MARS is an Agentic RAG (Retrieval-Augmented Generation) pipeline designed to bridge the "Semantic Gap" and "Visual Gap" in e-commerce search. Unlike standard vector search engines that rely solely on pixel similarity, MARS employs a fine-tuned Vision-Language Model (VLM) to reason about stylistic coherence and functional constraints in interior design.
Standard retrieval methods fail at complex multimodal intent:
- Keyword Search (BM25): Finds "Chairs," but returns office chairs for a rustic living room.
- Vector Search (CLIP/SigLIP): Finds "Wood texture," but returns a wooden table when the user asked for a chair.
- The Result: Users get items that match keywords or colors, but fail the "Vibe Check" or functional logic.
MARS utilizes a 3-stage funnel to balance retrieval speed with agentic reasoning:
| Stage | Name | Technology | Responsibility | Input -> Output |
|---|---|---|---|---|
| 1 | The Filter | BM25 / SQL | Semantic Locking: Guarantees the retrieved item is the correct category (e.g., "Lamp"). | 50k DB |
| 2 | The Vibe Check | SigLIP (so400m) | Visual Retrieval: Finds items that match the color palette and texture of the user's room. | 200 |
| 3 | The Agent | Fine-Tuned Qwen2-VL | Design Reasoning: Critiques the pair for style (Modern vs Rustic) and function (Indoor vs Outdoor). | 20 |
Since no dataset exists for "Design Reasoning," I engineered a proprietary dataset:
- Source: Amazon Berkeley Objects (ABO) + Room Scene Dataset.
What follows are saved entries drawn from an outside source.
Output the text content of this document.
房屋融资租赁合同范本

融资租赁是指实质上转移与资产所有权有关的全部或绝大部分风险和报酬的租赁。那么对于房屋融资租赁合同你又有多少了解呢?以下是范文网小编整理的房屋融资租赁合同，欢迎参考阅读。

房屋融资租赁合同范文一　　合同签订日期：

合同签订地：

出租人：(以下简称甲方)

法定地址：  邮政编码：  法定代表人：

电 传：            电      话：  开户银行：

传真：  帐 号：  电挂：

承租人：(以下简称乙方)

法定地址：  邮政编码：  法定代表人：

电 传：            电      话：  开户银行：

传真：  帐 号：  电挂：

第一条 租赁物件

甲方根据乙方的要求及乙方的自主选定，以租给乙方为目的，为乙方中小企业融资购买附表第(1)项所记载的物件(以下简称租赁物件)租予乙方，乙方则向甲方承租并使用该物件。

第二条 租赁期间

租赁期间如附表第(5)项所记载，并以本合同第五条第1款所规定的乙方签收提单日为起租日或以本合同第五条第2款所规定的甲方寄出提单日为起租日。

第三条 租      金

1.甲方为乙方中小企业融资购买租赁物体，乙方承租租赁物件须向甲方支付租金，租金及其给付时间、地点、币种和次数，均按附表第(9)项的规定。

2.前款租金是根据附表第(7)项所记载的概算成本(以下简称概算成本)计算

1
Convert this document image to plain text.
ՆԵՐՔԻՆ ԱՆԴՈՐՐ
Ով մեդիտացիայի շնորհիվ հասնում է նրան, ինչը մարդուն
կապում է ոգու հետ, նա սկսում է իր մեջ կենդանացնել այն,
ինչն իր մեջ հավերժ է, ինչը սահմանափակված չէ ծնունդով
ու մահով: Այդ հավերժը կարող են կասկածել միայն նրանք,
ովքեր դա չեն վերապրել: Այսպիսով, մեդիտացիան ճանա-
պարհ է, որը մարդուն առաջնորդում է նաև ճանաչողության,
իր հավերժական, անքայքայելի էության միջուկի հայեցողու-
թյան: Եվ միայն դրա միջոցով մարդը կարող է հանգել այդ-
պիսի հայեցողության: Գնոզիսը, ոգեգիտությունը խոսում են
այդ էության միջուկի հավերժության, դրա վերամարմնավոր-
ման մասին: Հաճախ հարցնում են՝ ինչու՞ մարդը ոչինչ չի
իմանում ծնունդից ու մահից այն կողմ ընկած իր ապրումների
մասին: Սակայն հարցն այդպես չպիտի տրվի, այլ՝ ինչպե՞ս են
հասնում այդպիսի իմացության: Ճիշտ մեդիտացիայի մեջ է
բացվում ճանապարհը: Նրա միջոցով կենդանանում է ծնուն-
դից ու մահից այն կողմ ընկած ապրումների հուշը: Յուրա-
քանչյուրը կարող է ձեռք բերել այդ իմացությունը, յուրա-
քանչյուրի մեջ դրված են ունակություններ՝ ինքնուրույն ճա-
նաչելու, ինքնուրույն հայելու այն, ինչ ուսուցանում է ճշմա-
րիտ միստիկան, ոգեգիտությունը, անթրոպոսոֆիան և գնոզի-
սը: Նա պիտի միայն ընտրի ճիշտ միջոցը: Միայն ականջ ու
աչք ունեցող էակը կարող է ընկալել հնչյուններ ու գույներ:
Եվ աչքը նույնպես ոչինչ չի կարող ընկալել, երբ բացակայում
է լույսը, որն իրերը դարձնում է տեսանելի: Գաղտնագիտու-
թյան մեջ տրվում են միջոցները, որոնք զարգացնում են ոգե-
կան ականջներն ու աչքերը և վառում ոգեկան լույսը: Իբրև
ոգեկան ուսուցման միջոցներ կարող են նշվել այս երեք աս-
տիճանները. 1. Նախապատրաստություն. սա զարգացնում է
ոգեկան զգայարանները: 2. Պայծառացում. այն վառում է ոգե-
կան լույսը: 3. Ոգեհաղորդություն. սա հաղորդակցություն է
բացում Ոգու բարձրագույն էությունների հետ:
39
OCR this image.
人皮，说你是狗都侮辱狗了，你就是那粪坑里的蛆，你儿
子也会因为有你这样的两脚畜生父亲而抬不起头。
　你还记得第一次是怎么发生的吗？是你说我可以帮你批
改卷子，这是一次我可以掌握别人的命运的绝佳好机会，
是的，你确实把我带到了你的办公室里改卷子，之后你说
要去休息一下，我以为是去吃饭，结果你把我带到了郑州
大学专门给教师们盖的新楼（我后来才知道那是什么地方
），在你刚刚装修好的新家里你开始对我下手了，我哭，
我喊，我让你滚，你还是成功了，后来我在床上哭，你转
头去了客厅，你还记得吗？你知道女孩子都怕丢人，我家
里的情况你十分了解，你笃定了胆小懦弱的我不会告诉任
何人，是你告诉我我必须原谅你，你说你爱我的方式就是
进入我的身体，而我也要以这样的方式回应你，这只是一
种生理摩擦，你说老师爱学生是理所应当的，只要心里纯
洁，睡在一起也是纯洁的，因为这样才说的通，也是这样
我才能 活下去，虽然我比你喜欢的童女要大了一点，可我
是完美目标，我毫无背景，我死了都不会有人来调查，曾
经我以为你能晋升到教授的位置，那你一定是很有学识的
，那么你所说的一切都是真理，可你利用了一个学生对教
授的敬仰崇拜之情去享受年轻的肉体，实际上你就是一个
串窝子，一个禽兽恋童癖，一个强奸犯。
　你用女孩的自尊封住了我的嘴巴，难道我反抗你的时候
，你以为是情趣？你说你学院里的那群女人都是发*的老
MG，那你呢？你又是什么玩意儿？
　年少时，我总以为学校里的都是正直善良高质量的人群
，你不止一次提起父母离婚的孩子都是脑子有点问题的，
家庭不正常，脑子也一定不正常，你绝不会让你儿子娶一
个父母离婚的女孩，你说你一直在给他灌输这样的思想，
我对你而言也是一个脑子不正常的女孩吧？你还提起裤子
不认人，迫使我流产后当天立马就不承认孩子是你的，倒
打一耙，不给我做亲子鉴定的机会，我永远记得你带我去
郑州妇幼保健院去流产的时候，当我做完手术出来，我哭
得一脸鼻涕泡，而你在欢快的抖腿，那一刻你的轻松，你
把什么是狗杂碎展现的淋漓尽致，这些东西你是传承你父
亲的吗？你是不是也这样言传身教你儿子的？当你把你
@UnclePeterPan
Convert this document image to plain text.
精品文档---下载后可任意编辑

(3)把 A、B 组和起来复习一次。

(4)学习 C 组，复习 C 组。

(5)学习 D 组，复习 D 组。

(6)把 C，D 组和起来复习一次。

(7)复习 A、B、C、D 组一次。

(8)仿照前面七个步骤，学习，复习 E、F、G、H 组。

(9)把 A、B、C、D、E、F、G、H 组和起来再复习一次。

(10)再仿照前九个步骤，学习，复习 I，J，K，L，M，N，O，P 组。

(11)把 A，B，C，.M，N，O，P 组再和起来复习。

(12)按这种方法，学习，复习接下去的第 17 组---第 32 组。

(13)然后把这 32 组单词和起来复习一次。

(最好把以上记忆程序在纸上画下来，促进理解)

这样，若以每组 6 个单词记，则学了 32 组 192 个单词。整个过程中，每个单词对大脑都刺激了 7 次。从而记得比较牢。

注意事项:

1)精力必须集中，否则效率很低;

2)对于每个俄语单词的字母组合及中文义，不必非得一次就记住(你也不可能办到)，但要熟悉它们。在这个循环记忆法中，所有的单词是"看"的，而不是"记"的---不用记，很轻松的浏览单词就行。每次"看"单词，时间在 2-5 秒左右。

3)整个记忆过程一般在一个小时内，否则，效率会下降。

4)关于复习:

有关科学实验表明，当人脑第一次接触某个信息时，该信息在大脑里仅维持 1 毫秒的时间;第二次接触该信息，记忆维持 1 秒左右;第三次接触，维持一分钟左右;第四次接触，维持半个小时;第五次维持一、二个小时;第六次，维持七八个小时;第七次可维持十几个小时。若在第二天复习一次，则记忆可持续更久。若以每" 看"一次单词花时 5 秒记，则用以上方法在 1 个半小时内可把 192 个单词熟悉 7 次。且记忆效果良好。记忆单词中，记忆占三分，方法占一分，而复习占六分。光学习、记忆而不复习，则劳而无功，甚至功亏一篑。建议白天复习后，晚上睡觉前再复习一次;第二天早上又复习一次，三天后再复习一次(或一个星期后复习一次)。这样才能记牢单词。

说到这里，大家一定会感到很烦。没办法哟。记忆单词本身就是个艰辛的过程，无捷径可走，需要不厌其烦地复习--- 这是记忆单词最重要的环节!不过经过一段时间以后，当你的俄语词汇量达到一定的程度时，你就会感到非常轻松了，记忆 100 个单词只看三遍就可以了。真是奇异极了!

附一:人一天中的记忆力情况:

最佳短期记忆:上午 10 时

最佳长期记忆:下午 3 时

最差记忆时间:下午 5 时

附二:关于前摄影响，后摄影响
- Hard Negative Mining: Used SigLIP to find "Hard Negatives" (items that look similar but are wrong), "Hard Positives and random control pairs."
- The Teacher: Used Qwen2.5-VL-7B-Instruct to label 1,500 image pairs with a Score (0.0-1.0) and a rationalized critique.
- Prompt Engineering: Designed a "Lenient Critic" prompt to distinguish between stylistic contrast (good) and functional clashes (bad).
- Student Model: Qwen2-VL-2B-Instruct.
- Technique: QLoRA (4-bit quantization + LoRA adapters).
- Training: Optimized on a single P100 using
bitsandbytesandpeft. - Objective: Minimized CEloss on generating the JSON structure
{ "score": X, "rationale": "..." }.
- Hybrid Retrieval: Implemented a weighted RRF (Reciprocal Rank Fusion) of Text + Visual scores.
- Batched Inference: Optimized the Agent to process candidates in batches of 4, reducing re-ranking latency from 3 minutes to ~25 seconds.
Query: "I need a chair for this Yard."
| Approach | Result | Why it failed/succeeded |
|---|---|---|
| Classical (BM25) | Returned an Office Chair. | Matched text "Chair", ignored environment. |
| Vector (SigLIP) | Returned a Wooden Dining Chair. | Matched "Wood" texture of the fence, ignored function. |
| MARS Agent | Returned an Outdoor Lounge Set. | Reasoned that "Indoor wood furniture degrades outside." |
- Core: PyTorch, Transformers, Pandas.
- Models: Qwen2-VL (2B), Qwen2.5-VL (7B), SigLIP-so400m-patch14-384.
- Retrieval: RankBM25, FAISS (concept), Torch Tensor Operations.
- Training: LoRA, QLoRA, TRL, Accelerate.
This project is built as a modular pipeline on Kaggle. You can reproduce the results by running the notebooks in the following order:
-
Step 1: Style Search - Data Prep - SigLIP pair generation
- Action: Cleaning the Amazon Berkeley Objects dataset and using SigLIP (so400m) to mine "Hard Positives" and "Hard Negatives."
- Output: Style Search Siglip generated pairs
-
Step 2: Style Search - Data Prep - Qwen2.5VL7B Teacher
- Action: Using the 7B model as a "Teacher" to label the pairs with scores (0.0-1.0) and natural language rationales.
- Output: Style Search Qwen2.5VL generated pairs
- Step 3: Style Search - SFT - Qwen2VL2B
- Action: Fine-tuning the lightweight Qwen2-VL-2B model using QLoRA on the synthetic dataset to create the "Agentic Critic."
- Hardware: Trained on a single P100 GPU (approx. 2 hrs).
-
Step 4 (Demo): Style Search - Hybrid IR Engine
- Action: The End-to-End MARS Pipeline.
-
Workflow: User Query
$\to$ BM25 Filter$\to$ SigLIP Vector Search$\to$ Fine-Tuned Agent Critique.